2020 is rapidly approaching its end. What’s more, it’s the end of a very challenging year for all of us. So, what’s next? How are you looking forward and embracing the changes with excitement and optimism? Have you thought about what goals you’re going to set for yourself?
A big mistake that many of us often make is neglecting to track our successes—both big and small. As a result, we come to the end of the year thinking that we haven’t done much at all. And of course, the end of this year looks a little different for all of us. So, if you didn’t stick to your goals or found that many of them were stalled due to circumstances beyond your control, then put down the shame stick and give yourself a break. Because we’re all in the same boat!
But that doesn’t mean we should give up on our goals altogether. No, quite the opposite. We need goals to keep us motivated, to have something to work towards, to feel a sense of purpose and direction. Not only that, goals help us to celebrate ourselves and champion the progress we’ve made, no matter how big or small.
Life moves swiftly (and often we’re not always in control of the steering wheel—thanks covid!) but when we neglect to take the time to note our success, we can quickly forget they ever occurred. Harvard professor, author, researcher, and TedX speaker Teresa Amabile studies how small, everyday work can influence people and their performance in her book, The Progress Principle.
Gaining accomplishments is not necessarily changing up your whole life in an instant. Rather, it’s more about taking stock of small, but meaningful wins that build to larger ones.
Here are a few ways to build habits in which you slow down just enough to log your successes on a daily, weekly, or monthly basis. This way, when you come to the end of 2021, you have a large collection of accomplishments you certainly did achieve.
Audit Your Accomplishments
Before setting new goals, it’s important to take stock of what you have achieved over the past year. Don’t hang in that end-of-year slump misconception that you accomplished “nothing.”
Here are some easy ways to audit your accomplishments through the past year:
- Sift through your emails. Check out emails with particular clients, management, or connections. Go month-by-month to find one “win” email per month.
- Scroll through your social media. Sometimes, it’s hard to remember what you did last week, nevermind seven months ago. Sift through your Instagram feed, your stories, your LinkedIn updates, and your other social accounts.
- Talk to your coworkers.
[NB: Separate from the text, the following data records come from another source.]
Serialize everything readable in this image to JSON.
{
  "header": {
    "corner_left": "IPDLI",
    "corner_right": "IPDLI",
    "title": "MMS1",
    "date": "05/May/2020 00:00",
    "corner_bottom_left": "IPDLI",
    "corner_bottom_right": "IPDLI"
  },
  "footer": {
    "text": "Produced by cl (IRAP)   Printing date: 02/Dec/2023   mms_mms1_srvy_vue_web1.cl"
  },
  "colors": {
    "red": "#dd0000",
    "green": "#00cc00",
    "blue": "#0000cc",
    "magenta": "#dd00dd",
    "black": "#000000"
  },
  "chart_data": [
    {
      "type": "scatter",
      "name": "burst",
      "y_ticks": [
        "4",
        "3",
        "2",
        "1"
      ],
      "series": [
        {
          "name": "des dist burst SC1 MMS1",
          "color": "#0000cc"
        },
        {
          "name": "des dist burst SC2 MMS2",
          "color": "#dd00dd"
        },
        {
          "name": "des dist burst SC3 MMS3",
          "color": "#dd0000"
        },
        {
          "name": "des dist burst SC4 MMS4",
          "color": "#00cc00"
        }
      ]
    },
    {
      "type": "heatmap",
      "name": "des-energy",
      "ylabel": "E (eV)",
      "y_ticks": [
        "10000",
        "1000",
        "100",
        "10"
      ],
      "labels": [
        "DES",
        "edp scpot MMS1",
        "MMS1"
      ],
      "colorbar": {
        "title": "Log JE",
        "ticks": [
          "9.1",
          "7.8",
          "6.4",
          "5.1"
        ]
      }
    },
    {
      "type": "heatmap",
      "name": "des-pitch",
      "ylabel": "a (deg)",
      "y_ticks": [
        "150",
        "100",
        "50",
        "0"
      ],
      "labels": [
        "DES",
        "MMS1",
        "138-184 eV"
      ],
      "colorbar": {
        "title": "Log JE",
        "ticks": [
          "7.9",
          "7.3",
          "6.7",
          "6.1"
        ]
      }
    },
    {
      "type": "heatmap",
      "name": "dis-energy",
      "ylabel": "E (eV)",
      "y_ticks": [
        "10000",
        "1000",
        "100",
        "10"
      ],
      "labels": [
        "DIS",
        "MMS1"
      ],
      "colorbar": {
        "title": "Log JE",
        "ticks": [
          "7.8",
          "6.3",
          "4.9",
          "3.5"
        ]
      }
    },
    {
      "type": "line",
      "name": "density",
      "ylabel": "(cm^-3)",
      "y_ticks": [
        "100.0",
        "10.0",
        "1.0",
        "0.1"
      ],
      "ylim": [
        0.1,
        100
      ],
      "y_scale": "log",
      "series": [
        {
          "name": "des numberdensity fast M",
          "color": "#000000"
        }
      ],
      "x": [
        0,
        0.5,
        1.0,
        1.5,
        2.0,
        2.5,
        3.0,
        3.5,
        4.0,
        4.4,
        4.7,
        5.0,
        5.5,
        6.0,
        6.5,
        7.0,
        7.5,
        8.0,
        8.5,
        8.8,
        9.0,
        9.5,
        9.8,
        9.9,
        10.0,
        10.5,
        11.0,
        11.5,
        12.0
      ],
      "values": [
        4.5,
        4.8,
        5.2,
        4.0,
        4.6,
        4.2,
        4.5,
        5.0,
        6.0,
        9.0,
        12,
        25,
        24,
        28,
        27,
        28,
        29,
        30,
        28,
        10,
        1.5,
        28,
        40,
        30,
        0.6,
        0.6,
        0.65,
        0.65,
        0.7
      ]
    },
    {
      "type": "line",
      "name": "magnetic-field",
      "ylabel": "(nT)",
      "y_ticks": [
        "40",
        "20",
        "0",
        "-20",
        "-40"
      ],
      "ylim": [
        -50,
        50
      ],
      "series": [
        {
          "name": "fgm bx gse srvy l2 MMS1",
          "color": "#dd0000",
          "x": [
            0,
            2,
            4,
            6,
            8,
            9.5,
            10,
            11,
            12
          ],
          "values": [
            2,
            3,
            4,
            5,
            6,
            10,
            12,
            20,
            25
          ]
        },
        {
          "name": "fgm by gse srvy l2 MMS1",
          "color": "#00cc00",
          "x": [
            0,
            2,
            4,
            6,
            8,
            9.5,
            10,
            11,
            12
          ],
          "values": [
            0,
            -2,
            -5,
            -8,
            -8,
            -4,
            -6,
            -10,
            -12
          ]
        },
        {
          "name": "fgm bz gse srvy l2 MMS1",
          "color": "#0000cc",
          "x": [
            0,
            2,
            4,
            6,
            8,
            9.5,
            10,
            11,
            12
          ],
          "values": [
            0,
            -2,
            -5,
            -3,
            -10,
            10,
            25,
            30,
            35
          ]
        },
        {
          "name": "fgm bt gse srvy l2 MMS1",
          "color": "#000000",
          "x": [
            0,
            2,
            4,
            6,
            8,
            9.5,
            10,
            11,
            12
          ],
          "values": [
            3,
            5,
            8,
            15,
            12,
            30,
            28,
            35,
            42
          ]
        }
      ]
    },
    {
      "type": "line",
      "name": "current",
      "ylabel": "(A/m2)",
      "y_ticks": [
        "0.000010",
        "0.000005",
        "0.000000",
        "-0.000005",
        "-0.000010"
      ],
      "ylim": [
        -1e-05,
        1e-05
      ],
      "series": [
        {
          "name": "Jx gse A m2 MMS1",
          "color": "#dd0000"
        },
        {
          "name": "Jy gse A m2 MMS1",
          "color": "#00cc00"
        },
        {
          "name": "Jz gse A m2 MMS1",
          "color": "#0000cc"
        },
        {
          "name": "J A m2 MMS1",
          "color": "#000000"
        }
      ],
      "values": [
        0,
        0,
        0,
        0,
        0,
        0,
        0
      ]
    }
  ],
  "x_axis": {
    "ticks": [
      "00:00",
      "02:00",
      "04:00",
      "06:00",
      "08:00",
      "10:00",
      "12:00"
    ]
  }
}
Ask your coworkers and friends about their big accomplishments this year. By speaking to others, you might light up some areas of your own achievement.
- Refer to your work notebooks. If you keep an analog notebook, take a look through it. Note any large projects that were finished—as well as all of the work that went into it.
Our first piece of advice? Get back to your journaling. Create a space—it can be small—to input daily or weekly accomplishments. You can even start a bullet journal to amplify your progress, organize your thoughts, and plan out your future goals.
Journaling is a great habit to keep track of what’s going on in your life—both personally and professionally. You might keep a separate professional journal to detail accomplishments in the workplace and one to detail your personal life’s goals and accomplishments.
Create Small Digital Notes
Some of our greatest accomplishments happen on-the-go. It can be a passing compliment in the hallway, an unexpected connection you made at a conference, or a particularly good meeting.
This is where a simple notes app or voice recording on your phone can work absolute wonders. Be more like Kevin McAllister in Home Alone 2 by creating small voice notes on your phone or by taking ten seconds to record a small note in an app. Once you start to make a habit of these small accomplishments, you’ll realize how quickly they can add up and be proud of your achievements.
Create Small Weekly Goals
A great way to achieve small goals is—spoiler alert—by actually taking the time to set them. We can tend to get bogged down by gigantic goals that seem insurmountable, so let’s avoid that. For example, rather than saying “I need that management role this year—or else…” create more palatable goals like “take an online course on management.”
Get a Goal Buddy
Another great way to achieve some goals? Team up with someone else. Invite your work wife to participate in some goal-setting and goal-tracking with you. Sharing your intentions with someone else allows you to work together in order to set up a real game plan, track progress, and help each other along the way. Working together with someone else also opens up other points of view when it comes to different approaches.
Calendar It All
Your best friend in creating, completing, and maintaining repeated goal-setting will be consistency. Add five or ten-minute calendar allotments in your calendar. Especially when starting out with goal-setting, make sure to commit to your own calendar invites. Whether it’s setting up a time to journal your accomplishments, to make progress against a certain goal, or to meet with your goal buddy—stick to it!